Mauricio reflexionó un par de segundos.
—Y eso es lo que me gusta de ti, manito, que eres como una florecilla. —Suspiró—. No, tú perdóname por gritarte. Me descontrolé. Mira, si te llevo para allá es porque voy a cuidarte. No dejaré que mi sed de rebelión haga que la CIA venga a buscarnos. Te lo prometo. Y haré lo posible por que ningún agente gringo te vuele los sesos.
Víctor se animó a reír.
—Y ¿qué querías decirme? —dijo—. ¿Qué era tan importante?
—Para saberlo tendrás que venir conmigo.
—Mau, por cierto, tengo que ser muy sincero.
—Escúpelo.
Hubo una pequeña pausa que para Mauricio fueron como minutos.
—Lo de la otra vez... el beso que me diste... no debió suceder.
—Pues no suenas muy arrepentido —le respondió, otra vez, con afán de burlarse—. ¿Que también de eso tienes miedo o qué?
—No, es solo que... ¡No! No tengo miedo. Nada más no soy joto, ¿sí?
—Ah, ya veo —replicó Mau poco convencido.
—¡Van a pensar cosas de mí que son incorrectas! ¡Me van a encasillar!

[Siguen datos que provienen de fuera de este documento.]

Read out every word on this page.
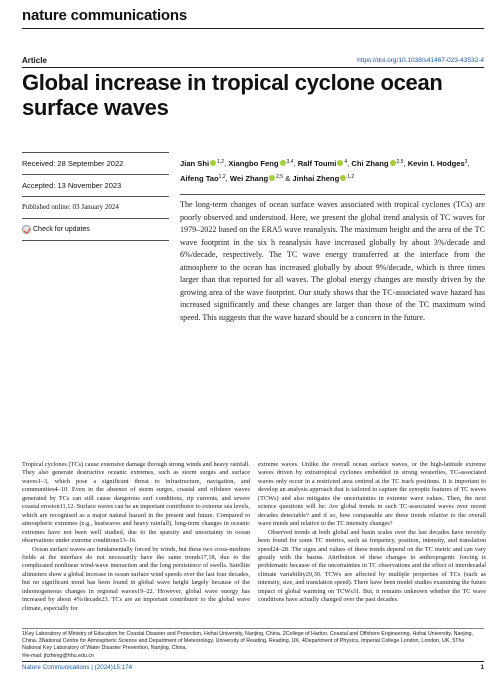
nature communications
Article	https://doi.org/10.1038/s41467-023-43532-4
Global increase in tropical cyclone ocean surface waves
Received: 28 September 2022
Accepted: 13 November 2023
Published online: 03 January 2024
Check for updates
Jian Shi $^{1,2}$, Xiangbo Feng $^{3,4}$, Ralf Toumi $^4$, Chi Zhang $^{2,5}$, Kevin I. Hodges$^3$, Aifeng Tao$^{1,2}$, Wei Zhang $^{2,5}$ & Jinhai Zheng $^{1,2}$

The long-term changes of ocean surface waves associated with tropical cyclones (TCs) are poorly observed and understood. Here, we present the global trend analysis of TC waves for 1979–2022 based on the ERA5 wave reanalysis. The maximum height and the area of the TC wave footprint in the six h reanalysis have increased globally by about 3%/decade and 6%/decade, respectively. The TC wave energy transferred at the interface from the atmosphere to the ocean has increased globally by about 9%/decade, which is three times larger than that reported for all waves. The global energy changes are mostly driven by the growing area of the wave footprint. Our study shows that the TC-associated wave hazard has increased significantly and these changes are larger than those of the TC maximum wind speed. This suggests that the wave hazard should be a concern in the future.

Tropical cyclones (TCs) cause extensive damage through strong winds and heavy rainfall. They also generate destructive oceanic extremes, such as storm surges and surface waves1–3, which pose a significant threat to infrastructure, navigation, and communities4–10. Even in the absence of storm surges, coastal and offshore waves generated by TCs can still cause dangerous surf conditions, rip currents, and severe coastal erosion11,12. Surface waves can be an important contributor to extreme sea levels, which are recognised as a major natural hazard in the present and future. Compared to atmospheric extremes (e.g., heatwaves and heavy rainfall), long-term changes in oceanic extremes have not been well studied, due to the sparsity and uncertainty in ocean observations under extreme conditions13–16.

Ocean surface waves are fundamentally forced by winds, but these two cross-medium fields at the interface do not necessarily have the same trends17,18, due to the complicated nonlinear wind-wave interaction and the long persistence of swells. Satellite altimeters show a global increase in ocean surface wind speeds over the last four decades, but no significant trend has been found in global wave height largely because of the inhomogeneous changes in regional waves19–22. However, global wave energy has increased by about 4%/decade23. TCs are an important contributor to the global wave climate, especially for

extreme waves. Unlike the overall ocean surface waves, or the high-latitude extreme waves driven by extratropical cyclones embedded in strong westerlies, TC-associated waves only occur in a restricted area centred at the TC track positions. It is important to develop an analysis approach that is tailored to capture the synoptic features of TC waves (TCWs) and also mitigates the uncertainties in extreme wave values. Then, the next science questions will be: Are global trends in such TC-associated waves over recent decades detectable? and if so, how comparable are these trends relative to the overall wave trends and relative to the TC intensity changes?

Observed trends at both global and basin scales over the last decades have recently been found for some TC metrics, such as frequency, position, intensity, and translation speed24–28. The signs and values of these trends depend on the TC metric and can vary greatly with the basins. Attribution of these changes to anthropogenic forcing is problematic because of the uncertainties in TC observations and the effect of interdecadal climate variability29,30. TCWs are affected by multiple properties of TCs (such as intensity, size, and translation speed). There have been model studies examining the future impact of global warming on TCWs31. But, it remains unknown whether the TC wave conditions have actually changed over the past decades.

1Key Laboratory of Ministry of Education for Coastal Disaster and Protection, Hohai University, Nanjing, China. 2College of Harbor, Coastal and Offshore Engineering, Hohai University, Nanjing, China. 3National Centre for Atmospheric Science and Department of Meteorology, University of Reading, Reading, UK. 4Department of Physics, Imperial College London, London, UK. 5The National Key Laboratory of Water Disaster Prevention, Nanjing, China.
✉e-mail: jhzheng@hhu.edu.cn
Nature Communications | (2024)15:174	1
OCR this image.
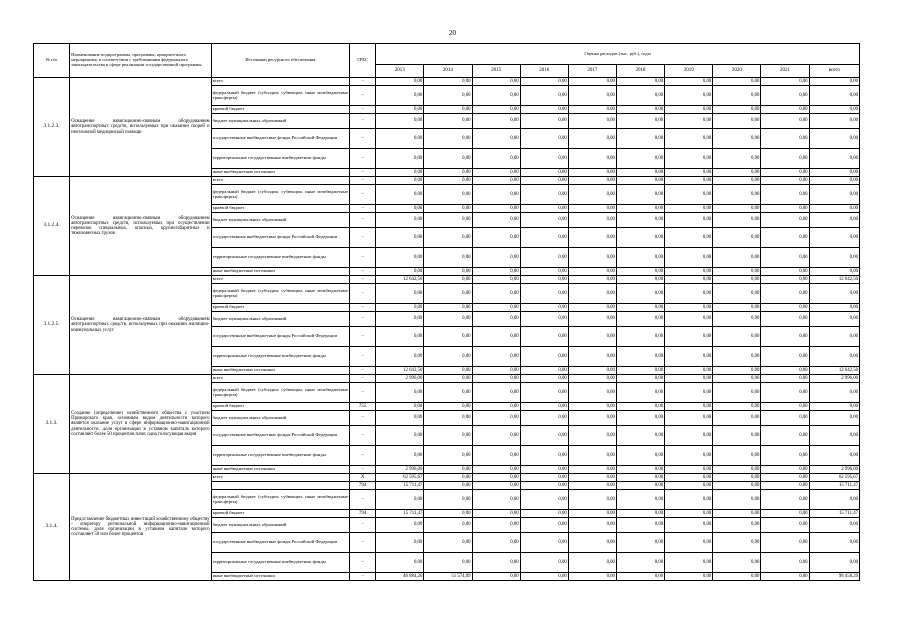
20
№ п/п	Наименование подпрограммы, программы, приоритетного мероприятия, в соответствии с требованиями федерального законодательства в сфере реализации государственной программы	Источники ресурсного обеспечения	ГРБС	Оценка расходов (тыс. руб.), годы									
				2013	2014	2015	2016	2017	2018	2019	2020	2021	всего
3.1.2.3.	Оснащение навигационно-связным оборудованием автотранспортных средств, используемых при оказании скорой и неотложной медицинской помощи	всего	-	0,00	0,00	0,00	0,00	0,00	0,00	0,00	0,00	0,00	0,00
		федеральный бюджет (субсидии, субвенции, иные межбюджетные трансферты)	-	0,00	0,00	0,00	0,00	0,00	0,00	0,00	0,00	0,00	0,00
		краевой бюджет	-	0,00	0,00	0,00	0,00	0,00	0,00	0,00	0,00	0,00	0,00
		бюджет муниципальных образований	-	0,00	0,00	0,00	0,00	0,00	0,00	0,00	0,00	0,00	0,00
		государственные внебюджетные фонды Российской Федерации	-	0,00	0,00	0,00	0,00	0,00	0,00	0,00	0,00	0,00	0,00
		территориальные государственные внебюджетные фонды	-	0,00	0,00	0,00	0,00	0,00	0,00	0,00	0,00	0,00	0,00
		иные внебюджетные источники	-	0,00	0,00	0,00	0,00	0,00	0,00	0,00	0,00	0,00	0,00
3.1.2.4.	Оснащение навигационно-связным оборудованием автотранспортных средств, используемых при осуществлении перевозок специальных, опасных, крупногабаритных и тяжеловесных грузов	всего	-	0,00	0,00	0,00	0,00	0,00	0,00	0,00	0,00	0,00	0,00
		федеральный бюджет (субсидии, субвенции, иные межбюджетные трансферты)	-	0,00	0,00	0,00	0,00	0,00	0,00	0,00	0,00	0,00	0,00
		краевой бюджет	-	0,00	0,00	0,00	0,00	0,00	0,00	0,00	0,00	0,00	0,00
		бюджет муниципальных образований	-	0,00	0,00	0,00	0,00	0,00	0,00	0,00	0,00	0,00	0,00
		государственные внебюджетные фонды Российской Федерации	-	0,00	0,00	0,00	0,00	0,00	0,00	0,00	0,00	0,00	0,00
		территориальные государственные внебюджетные фонды	-	0,00	0,00	0,00	0,00	0,00	0,00	0,00	0,00	0,00	0,00
		иные внебюджетные источники	-	0,00	0,00	0,00	0,00	0,00	0,00	0,00	0,00	0,00	0,00
3.1.2.5.	Оснащение навигационно-связным оборудованием автотранспортных средств, используемых при оказании жилищно-коммунальных услуг	всего	-	12 642,50	0,00	0,00	0,00	0,00	0,00	0,00	0,00	0,00	12 642,50
		федеральный бюджет (субсидии, субвенции, иные межбюджетные трансферты)	-	0,00	0,00	0,00	0,00	0,00	0,00	0,00	0,00	0,00	0,00
		краевой бюджет	-	0,00	0,00	0,00	0,00	0,00	0,00	0,00	0,00	0,00	0,00
		бюджет муниципальных образований	-	0,00	0,00	0,00	0,00	0,00	0,00	0,00	0,00	0,00	0,00
		государственные внебюджетные фонды Российской Федерации	-	0,00	0,00	0,00	0,00	0,00	0,00	0,00	0,00	0,00	0,00
		территориальные государственные внебюджетные фонды	-	0,00	0,00	0,00	0,00	0,00	0,00	0,00	0,00	0,00	0,00
		иные внебюджетные источники	-	12 642,50	0,00	0,00	0,00	0,00	0,00	0,00	0,00	0,00	12 642,50
3.1.3.	Создание (определение) хозяйственного общества с участием Приморского края, основным видом деятельности которого является оказание услуг в сфере информационно-навигационной деятельности, доля организации в уставном капитале которого составляет более 50 процентов плюс одна голосующая акция	всего	-	2 996,00	0,00	0,00	0,00	0,00	0,00	0,00	0,00	0,00	2 996,00
		федеральный бюджет (субсидии, субвенции, иные межбюджетные трансферты)	-	0,00	0,00	0,00	0,00	0,00	0,00	0,00	0,00	0,00	0,00
		краевой бюджет	755	0,00	0,00	0,00	0,00	0,00	0,00	0,00	0,00	0,00	0,00
		бюджет муниципальных образований	-	0,00	0,00	0,00	0,00	0,00	0,00	0,00	0,00	0,00	0,00
		государственные внебюджетные фонды Российской Федерации	-	0,00	0,00	0,00	0,00	0,00	0,00	0,00	0,00	0,00	0,00
		территориальные государственные внебюджетные фонды	-	0,00	0,00	0,00	0,00	0,00	0,00	0,00	0,00	0,00	0,00
		иные внебюджетные источники	-	2 996,00	0,00	0,00	0,00	0,00	0,00	0,00	0,00	0,00	2 996,00
3.1.4.	Предоставление бюджетных инвестиций хозяйственному обществу - оператору региональной информационно-навигационной системы, доля организации в уставном капитале которого составляет 50 или более процентов	всего	X	62 595,67	0,00	0,00	0,00	0,00	0,00	0,00	0,00	0,00	62 595,67
			794	15 711,47	0,00	0,00	0,00	0,00	0,00	0,00	0,00	0,00	15 711,47
		федеральный бюджет (субсидии, субвенции, иные межбюджетные трансферты)	-	0,00	0,00	0,00	0,00	0,00	0,00	0,00	0,00	0,00	0,00
		краевой бюджет	794	15 711,47	0,00	0,00	0,00	0,00	0,00	0,00	0,00	0,00	15 711,47
		бюджет муниципальных образований	-	0,00	0,00	0,00	0,00	0,00	0,00	0,00	0,00	0,00	0,00
		государственные внебюджетные фонды Российской Федерации	-	0,00	0,00	0,00	0,00	0,00	0,00	0,00	0,00	0,00	0,00
		территориальные государственные внебюджетные фонды	-	0,00	0,00	0,00	0,00	0,00	0,00	0,00	0,00	0,00	0,00
		иные внебюджетные источники	-	46 884,20	51 574,09	0,00	0,00	0,00	0,00	0,00	0,00	0,00	98 458,29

Carla se va a enterar y se va a burlar de mí, y seguro se lo contará a sus amigas. Ya ves cómo son las mujeres, les encanta andar de chismosas comparando el tamaño de los penes de sus novios, criticar lo que otras mujeres compran. Tú sabes. Y si mi abuela se entera me va a echar de la casa a escobazos. Es bien fregona con sus opiniones, la conoces bien.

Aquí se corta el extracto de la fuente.